Witam Serdecznie
Pewnie wątek był już poruszany, ale problem jest złożony. Około 2 tygodni temu kupiłem Żółwia greckiego, jest on bardzo mały. Ma około 2/3 lat. Od samego początku ma "dziwny oddech". Oddycha nosem, lekko świszczy. Sprawia wrażenie jakby miał zastawki w nosie, które się z każdym wydechem otwierają i zamykają. Często ziewa a potem mlaszcze. Robi tak kilkakrotnie w ciągu dnia.Oczy ma duże czarne, wolne od opuchlizny czy wysięków. Byłem z nim u specjalisty od gadów w Niemczech ( Mieszkam przy granicy), weterynarz zdiagnozowała infekcje...dała mu serie zastrzyków, ale wcale nie ma poprawy. Zastanawiam się nad infekcją wirusową. Sam już nie wiem.

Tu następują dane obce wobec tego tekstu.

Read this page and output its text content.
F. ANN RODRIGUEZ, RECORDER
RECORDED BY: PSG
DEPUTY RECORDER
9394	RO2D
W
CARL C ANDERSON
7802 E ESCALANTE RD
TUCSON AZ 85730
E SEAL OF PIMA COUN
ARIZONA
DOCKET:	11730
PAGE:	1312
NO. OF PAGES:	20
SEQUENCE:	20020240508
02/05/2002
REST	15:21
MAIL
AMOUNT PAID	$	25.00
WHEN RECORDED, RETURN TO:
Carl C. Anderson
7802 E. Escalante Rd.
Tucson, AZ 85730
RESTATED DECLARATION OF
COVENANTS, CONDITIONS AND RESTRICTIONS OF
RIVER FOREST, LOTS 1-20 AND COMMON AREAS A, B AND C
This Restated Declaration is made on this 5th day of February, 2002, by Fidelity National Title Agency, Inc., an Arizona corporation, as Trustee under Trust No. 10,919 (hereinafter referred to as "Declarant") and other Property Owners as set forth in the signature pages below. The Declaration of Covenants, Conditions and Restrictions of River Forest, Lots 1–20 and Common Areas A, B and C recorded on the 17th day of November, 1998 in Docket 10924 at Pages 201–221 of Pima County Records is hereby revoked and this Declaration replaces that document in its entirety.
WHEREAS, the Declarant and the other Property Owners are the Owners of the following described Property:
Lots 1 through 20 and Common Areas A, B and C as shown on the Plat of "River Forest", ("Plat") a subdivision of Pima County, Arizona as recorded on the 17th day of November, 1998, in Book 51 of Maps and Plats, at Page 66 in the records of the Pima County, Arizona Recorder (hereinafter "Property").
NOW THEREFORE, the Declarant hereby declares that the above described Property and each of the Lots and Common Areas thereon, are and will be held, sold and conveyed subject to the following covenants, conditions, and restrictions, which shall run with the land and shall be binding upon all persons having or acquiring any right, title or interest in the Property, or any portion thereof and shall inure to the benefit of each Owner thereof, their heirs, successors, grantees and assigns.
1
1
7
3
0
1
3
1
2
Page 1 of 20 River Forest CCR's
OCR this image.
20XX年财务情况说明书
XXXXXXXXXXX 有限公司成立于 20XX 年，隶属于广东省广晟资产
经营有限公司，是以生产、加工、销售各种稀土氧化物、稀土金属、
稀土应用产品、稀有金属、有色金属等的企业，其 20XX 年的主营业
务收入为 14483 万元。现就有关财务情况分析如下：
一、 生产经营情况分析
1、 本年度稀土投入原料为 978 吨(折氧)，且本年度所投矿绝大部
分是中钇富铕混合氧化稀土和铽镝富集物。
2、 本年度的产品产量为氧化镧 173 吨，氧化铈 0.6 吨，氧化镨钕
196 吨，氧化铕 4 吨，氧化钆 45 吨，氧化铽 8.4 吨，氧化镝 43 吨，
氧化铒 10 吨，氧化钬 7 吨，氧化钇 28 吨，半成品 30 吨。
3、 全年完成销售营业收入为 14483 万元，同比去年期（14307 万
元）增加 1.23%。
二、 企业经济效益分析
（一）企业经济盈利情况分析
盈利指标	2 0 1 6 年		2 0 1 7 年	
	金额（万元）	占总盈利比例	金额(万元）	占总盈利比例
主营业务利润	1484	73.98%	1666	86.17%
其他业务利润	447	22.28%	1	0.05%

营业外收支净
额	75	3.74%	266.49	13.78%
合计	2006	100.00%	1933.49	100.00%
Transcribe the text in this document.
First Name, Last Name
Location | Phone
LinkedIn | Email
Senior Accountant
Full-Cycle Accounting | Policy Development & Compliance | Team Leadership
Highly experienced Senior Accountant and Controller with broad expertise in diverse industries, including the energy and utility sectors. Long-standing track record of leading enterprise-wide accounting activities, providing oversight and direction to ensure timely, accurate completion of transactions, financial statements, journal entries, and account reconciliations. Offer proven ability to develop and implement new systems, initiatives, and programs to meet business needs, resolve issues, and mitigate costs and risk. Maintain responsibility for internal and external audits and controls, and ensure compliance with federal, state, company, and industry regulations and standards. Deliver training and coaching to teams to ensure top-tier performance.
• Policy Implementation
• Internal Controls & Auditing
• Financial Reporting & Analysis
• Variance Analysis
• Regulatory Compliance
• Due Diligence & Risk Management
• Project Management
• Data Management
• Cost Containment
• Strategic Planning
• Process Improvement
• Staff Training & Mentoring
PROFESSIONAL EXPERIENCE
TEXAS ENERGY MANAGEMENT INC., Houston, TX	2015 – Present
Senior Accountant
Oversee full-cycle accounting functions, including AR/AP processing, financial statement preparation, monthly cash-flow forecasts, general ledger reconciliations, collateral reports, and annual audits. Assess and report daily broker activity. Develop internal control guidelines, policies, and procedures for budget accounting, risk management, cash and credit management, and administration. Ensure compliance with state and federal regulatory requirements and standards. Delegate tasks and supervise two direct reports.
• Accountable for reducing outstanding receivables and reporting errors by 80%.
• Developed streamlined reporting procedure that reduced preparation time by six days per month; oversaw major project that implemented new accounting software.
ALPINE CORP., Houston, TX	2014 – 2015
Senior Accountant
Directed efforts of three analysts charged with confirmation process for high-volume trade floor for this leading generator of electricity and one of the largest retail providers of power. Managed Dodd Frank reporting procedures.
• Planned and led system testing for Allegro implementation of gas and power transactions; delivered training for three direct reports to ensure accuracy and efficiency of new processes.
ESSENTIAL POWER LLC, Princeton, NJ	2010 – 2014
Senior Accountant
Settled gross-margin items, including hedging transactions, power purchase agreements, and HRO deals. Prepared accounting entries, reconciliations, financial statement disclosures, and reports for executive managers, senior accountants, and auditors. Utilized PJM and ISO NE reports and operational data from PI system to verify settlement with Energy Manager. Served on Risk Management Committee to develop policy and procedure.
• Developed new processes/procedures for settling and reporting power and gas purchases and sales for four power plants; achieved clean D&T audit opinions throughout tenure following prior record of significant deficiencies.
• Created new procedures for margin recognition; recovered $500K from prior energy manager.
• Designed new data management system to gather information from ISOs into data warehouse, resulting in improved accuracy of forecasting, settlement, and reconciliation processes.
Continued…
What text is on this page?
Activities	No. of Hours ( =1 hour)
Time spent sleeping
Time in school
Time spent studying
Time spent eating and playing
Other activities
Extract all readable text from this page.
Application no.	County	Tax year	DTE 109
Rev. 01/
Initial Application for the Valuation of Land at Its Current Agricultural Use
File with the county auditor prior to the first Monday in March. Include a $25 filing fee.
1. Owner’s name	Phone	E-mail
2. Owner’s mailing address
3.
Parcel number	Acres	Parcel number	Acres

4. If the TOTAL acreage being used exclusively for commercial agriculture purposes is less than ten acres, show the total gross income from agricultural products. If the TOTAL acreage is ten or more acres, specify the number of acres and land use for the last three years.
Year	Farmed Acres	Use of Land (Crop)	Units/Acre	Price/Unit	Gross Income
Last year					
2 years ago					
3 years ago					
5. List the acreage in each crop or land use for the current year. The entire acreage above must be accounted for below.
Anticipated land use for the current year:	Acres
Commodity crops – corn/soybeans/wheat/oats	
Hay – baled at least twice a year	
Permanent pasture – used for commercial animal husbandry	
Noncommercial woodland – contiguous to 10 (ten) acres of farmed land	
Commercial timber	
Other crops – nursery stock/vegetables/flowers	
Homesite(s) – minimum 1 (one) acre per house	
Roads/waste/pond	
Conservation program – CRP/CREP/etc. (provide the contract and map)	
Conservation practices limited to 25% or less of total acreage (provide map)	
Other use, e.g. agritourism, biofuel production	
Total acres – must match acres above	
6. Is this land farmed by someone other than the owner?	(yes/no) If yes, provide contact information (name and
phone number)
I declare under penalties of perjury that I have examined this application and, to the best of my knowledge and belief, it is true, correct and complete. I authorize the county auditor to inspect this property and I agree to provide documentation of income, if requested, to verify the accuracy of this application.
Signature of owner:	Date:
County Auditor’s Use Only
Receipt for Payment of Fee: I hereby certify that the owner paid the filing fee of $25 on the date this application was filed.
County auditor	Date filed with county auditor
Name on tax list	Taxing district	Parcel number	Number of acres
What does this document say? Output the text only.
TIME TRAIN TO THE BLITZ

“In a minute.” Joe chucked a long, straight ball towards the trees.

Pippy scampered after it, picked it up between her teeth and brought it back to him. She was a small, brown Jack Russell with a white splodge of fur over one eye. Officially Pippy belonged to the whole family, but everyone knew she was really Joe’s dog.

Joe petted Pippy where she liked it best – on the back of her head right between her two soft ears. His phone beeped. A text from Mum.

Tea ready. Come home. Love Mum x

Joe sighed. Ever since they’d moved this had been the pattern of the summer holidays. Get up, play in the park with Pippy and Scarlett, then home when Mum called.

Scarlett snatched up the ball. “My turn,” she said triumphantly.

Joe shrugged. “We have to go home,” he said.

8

Zółw ma apetyt (aż za duży), karmie go mleczem, liśćmi chrzanu, porzeczki, truskawki, maliny, babki. Bardzo dużo je, pije wode. Terrrium jak na jego wielkość jest bardzo duże - 120x60. 1 świetlówkę UVA drugą UVB podzielone na 3 strefy, suchą, lekko wilgotną i bardziej wilgotną z zacienieniem. Terrarium wyłożone jest darnią, ziemią zmieszaną z piaskiem i gliną. Strefa sucha to kamienie na których się wygrzewa.Temperatury w strefie "słonecznej" to 35-40 stopni w części wilgotnej 20-25 stopni. Wilgotność 60/70 %
Cały dzień żółw jest bardzo aktywny i ciekawy wszystkiego. Gada kupiłem w sklepie zoologicznym, dostałem papiery że pochodzi od hodowcy. Jednak co do uczciwości sprzedawcy nie jestem przekonany. Jeśli ktoś ma większą wiedzę od mojej lub miał podobny problem, bardzo proszę o rade. Będę wdzięczny za wszelkie wskazówki lub rady.